I already double checked my matrices. I also made a transform feedback in the Vertex Shader to be sure, I use the same matrices for computation on CPU and GPU. Even the result of MVP * Point is the same in my Vertex Shader as on the GPU. My rendering pipeline is as simple as possible.
The vertex Shader is
vColor = aColor;
gl_Position = MVP * aVertexPosition;
//With Transform Feedback enabled
//transOut = MVP * aVertexPosition
And the fragment Shader
FragColor = vColor;
So the Vertex Shader has the same results as my CPU computations.
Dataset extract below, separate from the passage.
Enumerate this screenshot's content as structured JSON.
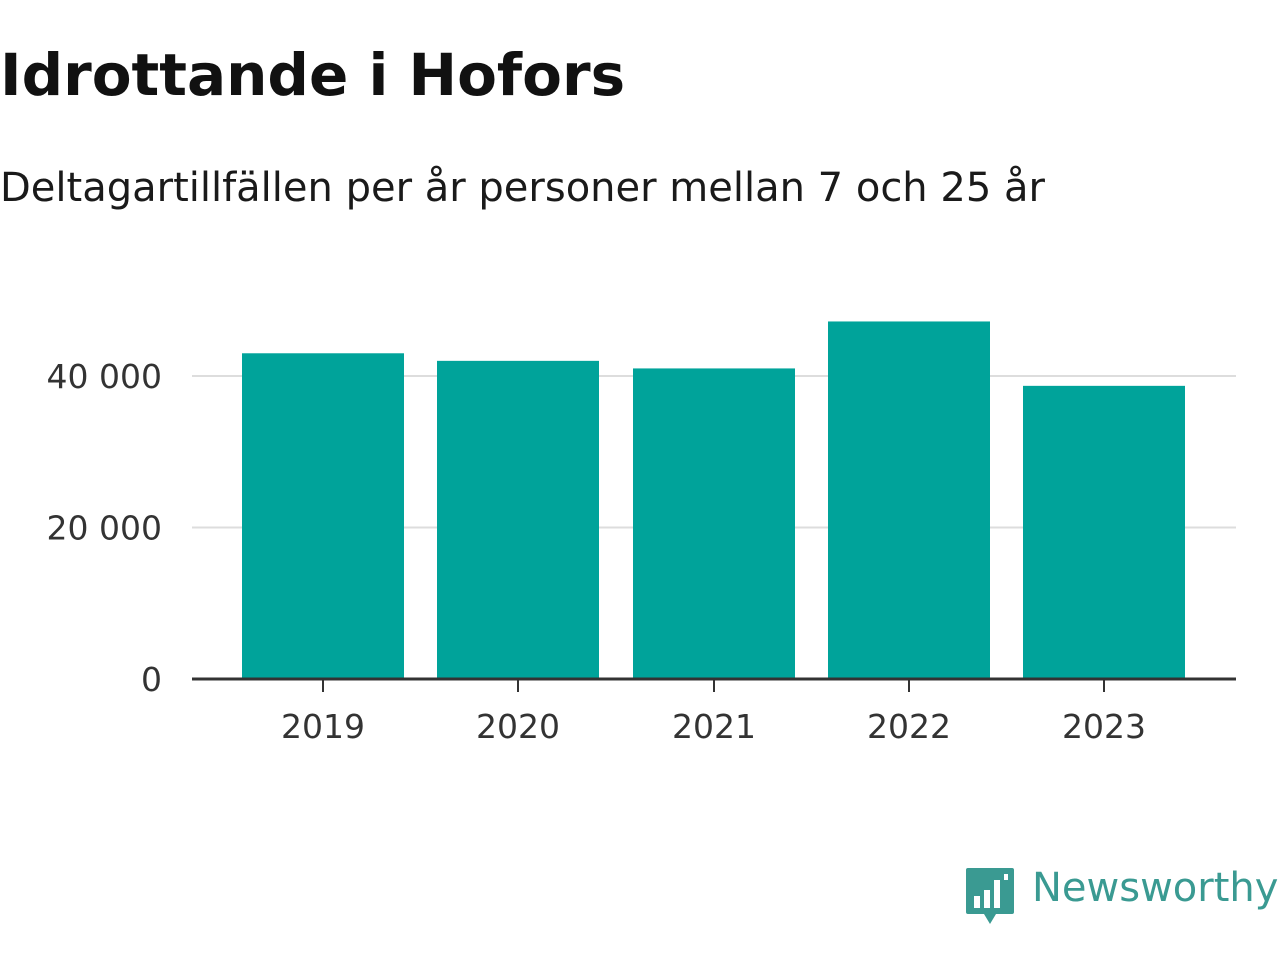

But still, they are lines drawn on the screen!
Any Ideas why there are lines?
Do I do something wrong with the perspective divide?
What do I have to do, to detect, that this rectangle should not be culled, because there is at least one line visible (basically a strip of another line is visible as well in this example)
If it helps: The visible red line is the one between P1 and P2...
[Edit] Now I implemented a world space culling by computing the camera frustum normals and hesse normal form equations. This works fine with correct recognition. Sadly I do need correct computations in clip space, since I'm going to make other computations with that points. Someone any ideas?
Here is my computation code:
int outOfBoundArray[6] = {0, 0, 0, 0, 0, 0};
std::vector<glm::dvec4> tileBounds = activeElem->getTileBounds(); //Same as I use for world space culling
const glm::dmat4& viewProj = cam->getCameraTransformations().viewProjectionMatrix; //Same camera which I use for world space culling.
for (int i=0; i<tileBounds.size(); i++) {
//Apply ModelViewProjection Matrix, to Clip Space
glm::dvec4 transformVec = viewProj * tileBounds[i];
//To NDC space [-1,1]
transformVec = transformVec / transformVec[3];
//Culling test
if ( transformVec.x > 1.0 ) outOfBoundArray[0]++;
if ( transformVec.x < -1.0 ) outOfBoundArray[1]++;
if ( transformVec.y > 1.0 ) outOfBoundArray[2]++;
if ( transformVec.y < -1.0 ) outOfBoundArray[3]++;
if ( transformVec.z > 1.0 ) outOfBoundArray[4]++;
if ( transformVec.z < -1.0 ) outOfBoundArray[5]++;
//Other computations...
}
for (int i=0; i<6; i++) {
if (outOfBoundArray[i] == tileBounds.size()) {
return false;
}
}
return true;
The problem would appear that the sign of w (the third component) is different between P1 and P2. This will cause all kinds of trouble due to the nature of projective geometry.
Even though the points are on the same side of the NDC, the line that gets drawn actually goes through infinity: consider what happens when you linearly interpolate between P1 and P2 and do the division by w at each point separately; what happens is that when w approaches zero, the y value is not exactly zero and therefore the line zooms off to infinity. And then wraps around from the other side.
Projective geometry is a weird thing :)
But, for a solution, make sure that you clip those lines that cross the w=0 plane at the positive side of that plane, and you are set - your code should then work.